Weird times we are living...

There is nothing more disturbing than seeing other co nationals dying or suffering. Particularly when the people you see falling are the ones close to you, the ones that you work day by day with, or the ones that like you, try to make a living breaking their backs daily looking for a better future.

Pain, destruction, illness, and despair seems to be the theme of this year here in Mexico. Since I came back a couple years ago from the "outside", the country appears to show the cruel and raw face that one tends to forget when you are away. The poverty line grows with no control extending its former limits to terrains never before imagined.

Teachers from all over the country go on strike for half year just because they refuse to take the new empowering education reform, denying children the right to obtain high quality academic instruction, and impeding a whole country to grow intellectually.

The fear of getting robbed, staved, gunned down, or kidnapped its starting to root itself up in everyone of our national's idiosyncrasies. No one dares to believe in the institutions and authorities genuineness, everybody doubts, everyone wants to take revenge by their own hands, we all want to make the law be enforced, but nobody knows for sure what the law really is or means.

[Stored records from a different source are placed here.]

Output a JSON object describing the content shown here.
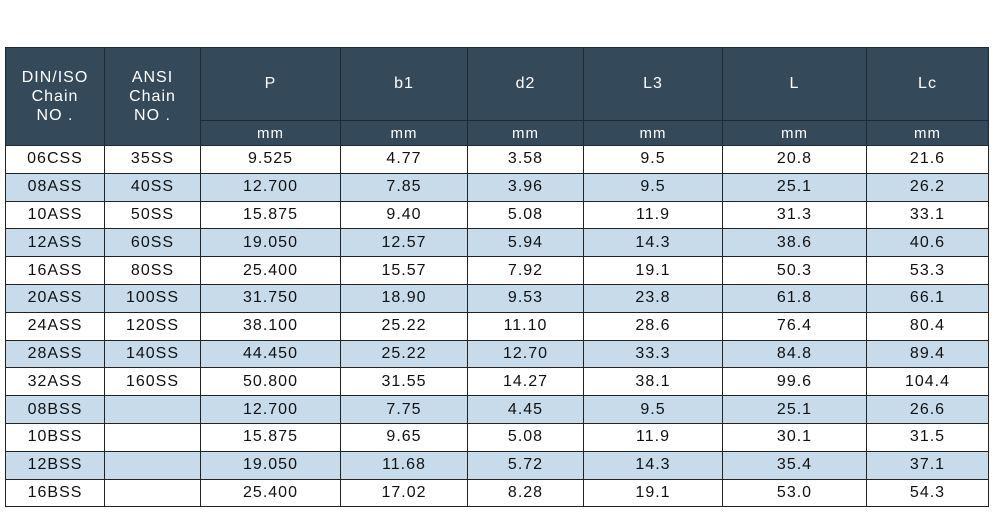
{
  "table": {
    "header": {
      "group": [
        [
          "DIN/ISO",
          "Chain",
          "NO ."
        ],
        [
          "ANSI",
          "Chain",
          "NO ."
        ]
      ],
      "columns": [
        "P",
        "b1",
        "d2",
        "L3",
        "L",
        "Lc"
      ],
      "units": [
        "mm",
        "mm",
        "mm",
        "mm",
        "mm",
        "mm"
      ]
    },
    "rows": [
      [
        "06CSS",
        "35SS",
        "9.525",
        "4.77",
        "3.58",
        "9.5",
        "20.8",
        "21.6"
      ],
      [
        "08ASS",
        "40SS",
        "12.700",
        "7.85",
        "3.96",
        "9.5",
        "25.1",
        "26.2"
      ],
      [
        "10ASS",
        "50SS",
        "15.875",
        "9.40",
        "5.08",
        "11.9",
        "31.3",
        "33.1"
      ],
      [
        "12ASS",
        "60SS",
        "19.050",
        "12.57",
        "5.94",
        "14.3",
        "38.6",
        "40.6"
      ],
      [
        "16ASS",
        "80SS",
        "25.400",
        "15.57",
        "7.92",
        "19.1",
        "50.3",
        "53.3"
      ],
      [
        "20ASS",
        "100SS",
        "31.750",
        "18.90",
        "9.53",
        "23.8",
        "61.8",
        "66.1"
      ],
      [
        "24ASS",
        "120SS",
        "38.100",
        "25.22",
        "11.10",
        "28.6",
        "76.4",
        "80.4"
      ],
      [
        "28ASS",
        "140SS",
        "44.450",
        "25.22",
        "12.70",
        "33.3",
        "84.8",
        "89.4"
      ],
      [
        "32ASS",
        "160SS",
        "50.800",
        "31.55",
        "14.27",
        "38.1",
        "99.6",
        "104.4"
      ],
      [
        "08BSS",
        null,
        "12.700",
        "7.75",
        "4.45",
        "9.5",
        "25.1",
        "26.6"
      ],
      [
        "10BSS",
        null,
        "15.875",
        "9.65",
        "5.08",
        "11.9",
        "30.1",
        "31.5"
      ],
      [
        "12BSS",
        null,
        "19.050",
        "11.68",
        "5.72",
        "14.3",
        "35.4",
        "37.1"
      ],
      [
        "16BSS",
        null,
        "25.400",
        "17.02",
        "8.28",
        "19.1",
        "53.0",
        "54.3"
      ]
    ]
  }
}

Today I knew of the death of a close coworker, dead at 24 because of the hemorrhagic dengue that's currently taking thousands of lives a day around the world. I had last seen her a few days ago at the school's entrance, picking up scattered origami stars smashed from a broken jar that she had just dropped. I stopped to help her picking them up from the floor, she looked pale, she only thanked me right before vanishing forever.
People mentioned that she had been feeling ill several days before she past away, getting vomits, high fevers, and chills, and that she only could keep taking aspirin to relief some of the pain and be able to be attending work.

Ironically the teacher being a science bachelor, had forgotten that acetil salicilic acid turns blood lighter, and when a HD infection is present, the general hemorrhage is inevitable. Here we got another unfortunate case where ignorance takes a high toll, everybody should know what to do or not to do, and how to identify the effects of this tropical virus that is attacking my country at epidemic levels. However, no signs, no information pamphlets, nor a TV commercial was displayed warning people about how to prevent it or treat it.

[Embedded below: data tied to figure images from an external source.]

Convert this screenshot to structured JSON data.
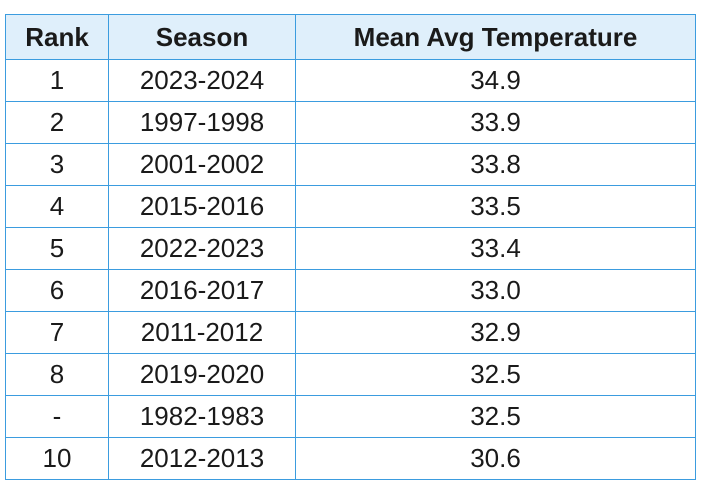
{
  "table": {
    "headers": [
      "Rank",
      "Season",
      "Mean Avg Temperature"
    ],
    "rows": [
      [
        "1",
        "2023-2024",
        "34.9"
      ],
      [
        "2",
        "1997-1998",
        "33.9"
      ],
      [
        "3",
        "2001-2002",
        "33.8"
      ],
      [
        "4",
        "2015-2016",
        "33.5"
      ],
      [
        "5",
        "2022-2023",
        "33.4"
      ],
      [
        "6",
        "2016-2017",
        "33.0"
      ],
      [
        "7",
        "2011-2012",
        "32.9"
      ],
      [
        "8",
        "2019-2020",
        "32.5"
      ],
      [
        "-",
        "1982-1983",
        "32.5"
      ],
      [
        "10",
        "2012-2013",
        "30.6"
      ]
    ]
  },
  "colors": {
    "border": "#3b9cdf",
    "header_background": "#dfeffb",
    "text": "#1a1a1a"
  }
}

When she arrived to the hospital, they wouldn't take her in, they only asked her to go home and rest; they knew she was in the final stages of the disease, no one would want to afford an already terminated person.

It is sad to see young people die, it is weird to find out that life is so fragile and evanescent. I can't avoid thinking about how quick life goes by right in front of our eyes, you never really know or expect when the big switch of death will go down on you. We should try to keep it on a little longer no matter what.